Economically speaking, you can't halt economic activity for months on end, as was done globally in 2020, without feeling the consequences for years to come. Divide work among many hands and machines, and you'll experience falling prices. Break that cooperation for an extended period, like in 2020, and prices skyrocket for a long time. Warsh, however, has yet to acknowledge this basic economic fact quite directly. A few years later, Warsh mentions that lockdowns did not cause inflation, but then he contradicts himself by saying inflation emerged from over-spending and over-printing currency.

Government expenditure, on Warsh's own admission, depends on taxation. Citizens pay taxes, and governments spend those funds. Warsh states that reduced government spending would result in increased personal spending.

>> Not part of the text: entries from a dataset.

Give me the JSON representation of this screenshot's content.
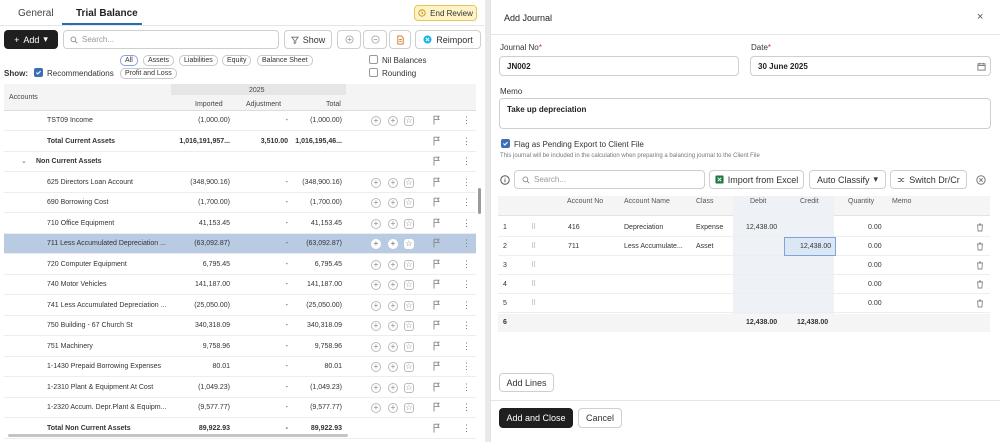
{
  "tabs": [
    {
      "label": "General"
    },
    {
      "label": "Trial Balance"
    }
  ],
  "end_review": "End Review",
  "toolbar": {
    "add_label": "Add",
    "search_placeholder": "Search...",
    "show_label": "Show",
    "reimport_label": "Reimport"
  },
  "filters": {
    "show_label": "Show:",
    "recommendations": "Recommendations",
    "pills": [
      "All",
      "Assets",
      "Liabilities",
      "Equity",
      "Balance Sheet",
      "Profit and Loss"
    ],
    "nil_balances": "Nil Balances",
    "rounding": "Rounding"
  },
  "table": {
    "accounts_header": "Accounts",
    "year": "2025",
    "imported": "Imported",
    "adjustment": "Adjustment",
    "total": "Total"
  },
  "rows": [
    {
      "name": "TST09 Income",
      "imported": "(1,000.00)",
      "adjustment": "-",
      "total": "(1,000.00)",
      "type": "item"
    },
    {
      "name": "Total Current Assets",
      "imported": "1,016,191,957...",
      "adjustment": "3,510.00",
      "total": "1,016,195,46...",
      "type": "total"
    },
    {
      "name": "Non Current Assets",
      "imported": "",
      "adjustment": "",
      "total": "",
      "type": "group"
    },
    {
      "name": "625 Directors Loan Account",
      "imported": "(348,900.16)",
      "adjustment": "-",
      "total": "(348,900.16)",
      "type": "item"
    },
    {
      "name": "690 Borrowing Cost",
      "imported": "(1,700.00)",
      "adjustment": "-",
      "total": "(1,700.00)",
      "type": "item"
    },
    {
      "name": "710 Office Equipment",
      "imported": "41,153.45",
      "adjustment": "-",
      "total": "41,153.45",
      "type": "item"
    },
    {
      "name": "711 Less Accumulated Depreciation ...",
      "imported": "(63,092.87)",
      "adjustment": "-",
      "total": "(63,092.87)",
      "type": "selected"
    },
    {
      "name": "720 Computer Equipment",
      "imported": "6,795.45",
      "adjustment": "-",
      "total": "6,795.45",
      "type": "item"
    },
    {
      "name": "740 Motor Vehicles",
      "imported": "141,187.00",
      "adjustment": "-",
      "total": "141,187.00",
      "type": "item"
    },
    {
      "name": "741 Less Accumulated Depreciation ...",
      "imported": "(25,050.00)",
      "adjustment": "-",
      "total": "(25,050.00)",
      "type": "item"
    },
    {
      "name": "750 Building - 67 Church St",
      "imported": "340,318.09",
      "adjustment": "-",
      "total": "340,318.09",
      "type": "item"
    },
    {
      "name": "751 Machinery",
      "imported": "9,758.96",
      "adjustment": "-",
      "total": "9,758.96",
      "type": "item"
    },
    {
      "name": "1-1430 Prepaid Borrowing Expenses",
      "imported": "80.01",
      "adjustment": "-",
      "total": "80.01",
      "type": "item"
    },
    {
      "name": "1-2310 Plant & Equipment At Cost",
      "imported": "(1,049.23)",
      "adjustment": "-",
      "total": "(1,049.23)",
      "type": "item"
    },
    {
      "name": "1-2320 Accum. Depr.Plant & Equipm...",
      "imported": "(9,577.77)",
      "adjustment": "-",
      "total": "(9,577.77)",
      "type": "item"
    },
    {
      "name": "Total Non Current Assets",
      "imported": "89,922.93",
      "adjustment": "-",
      "total": "89,922.93",
      "type": "total"
    }
  ],
  "dialog": {
    "title": "Add Journal",
    "journal_no_label": "Journal No",
    "journal_no": "JN002",
    "date_label": "Date",
    "date": "30 June 2025",
    "memo_label": "Memo",
    "memo": "Take up depreciation",
    "flag_label": "Flag as Pending Export to Client File",
    "flag_note": "This journal will be included in the calculation when preparing a balancing journal to the Client File",
    "search_placeholder": "Search...",
    "import_excel": "Import from Excel",
    "auto_classify": "Auto Classify",
    "switch": "Switch Dr/Cr",
    "columns": [
      "Account No",
      "Account Name",
      "Class",
      "Debit",
      "Credit",
      "Quantity",
      "Memo"
    ],
    "lines": [
      {
        "n": "1",
        "account_no": "416",
        "account_name": "Depreciation",
        "class": "Expense",
        "debit": "12,438.00",
        "credit": "",
        "quantity": "0.00"
      },
      {
        "n": "2",
        "account_no": "711",
        "account_name": "Less Accumulate...",
        "class": "Asset",
        "debit": "",
        "credit": "12,438.00",
        "quantity": "0.00"
      },
      {
        "n": "3",
        "account_no": "",
        "account_name": "",
        "class": "",
        "debit": "",
        "credit": "",
        "quantity": "0.00"
      },
      {
        "n": "4",
        "account_no": "",
        "account_name": "",
        "class": "",
        "debit": "",
        "credit": "",
        "quantity": "0.00"
      },
      {
        "n": "5",
        "account_no": "",
        "account_name": "",
        "class": "",
        "debit": "",
        "credit": "",
        "quantity": "0.00"
      }
    ],
    "totals": {
      "n": "6",
      "debit": "12,438.00",
      "credit": "12,438.00"
    },
    "add_lines": "Add Lines",
    "add_close": "Add and Close",
    "cancel": "Cancel"
  },
  "colors": {
    "accent": "#2b6cb0",
    "selected_row": "#b8cbe3",
    "dark_button": "#1f1f1f",
    "end_review_bg": "#fdf3c4"
  }
}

However, he ignores the implication that government spending doesn't cause inflation, but rather a consequence of taxation.

"Printed money" is another false concern. If government ever contemplated money-printing to fund expenditures, Treasury yields would rise significantly beforehand, reflecting the potential impact. In actuality, the Fed has no power to guarantee stable, low prices. It can't even centrally control them. All prices are a result of sophisticated global cooperation, which we all witnessed in the lockdown era.

Warsh, as a Fed supporter, claims government spending causes inflation. Yet, he advocated for it in 2020 as a solution to the lockdown economy's devastation. The result? President Trump's approval for trillions worth of government spending, which financed nationwide lockdowns.

Warsh argues that the Fed can't blame inflation on Trump. Fair enough, as inflation and rising prices are not the same. Nonetheless, critical minds can blame Trump, Warsh's policy ally, for the higher prices resulting from lockdowns and government spending. Unfortunately, this result was completely avoidable and caused by a lack of reasonable judgment within our political system.

In Warsh's opinions, government spending causes inflation, yet he advocated strongly for it in 2020. His previously-voiced support for government spending may now be part of what he considers unjustified. In a way, he's criticizing his own stance from a few years back. If more politicians like Warsh exercised greater fiscal responsibility in recent years, we could have avoided many challenges associated with inflation.

In response to the economic impacts of the coronavirus pandemic, John Tamny, an analyst, disagreed with Warsh's proposal for increased government spending, arguing that such measures would exacerbate inflation. Despite Warsh's claim that lockdowns did not cause inflation, Kevin Warsh, the former Federal Reserve member, contradicted himself by acknowledging that over-spending and over-printing currency contributed to inflation.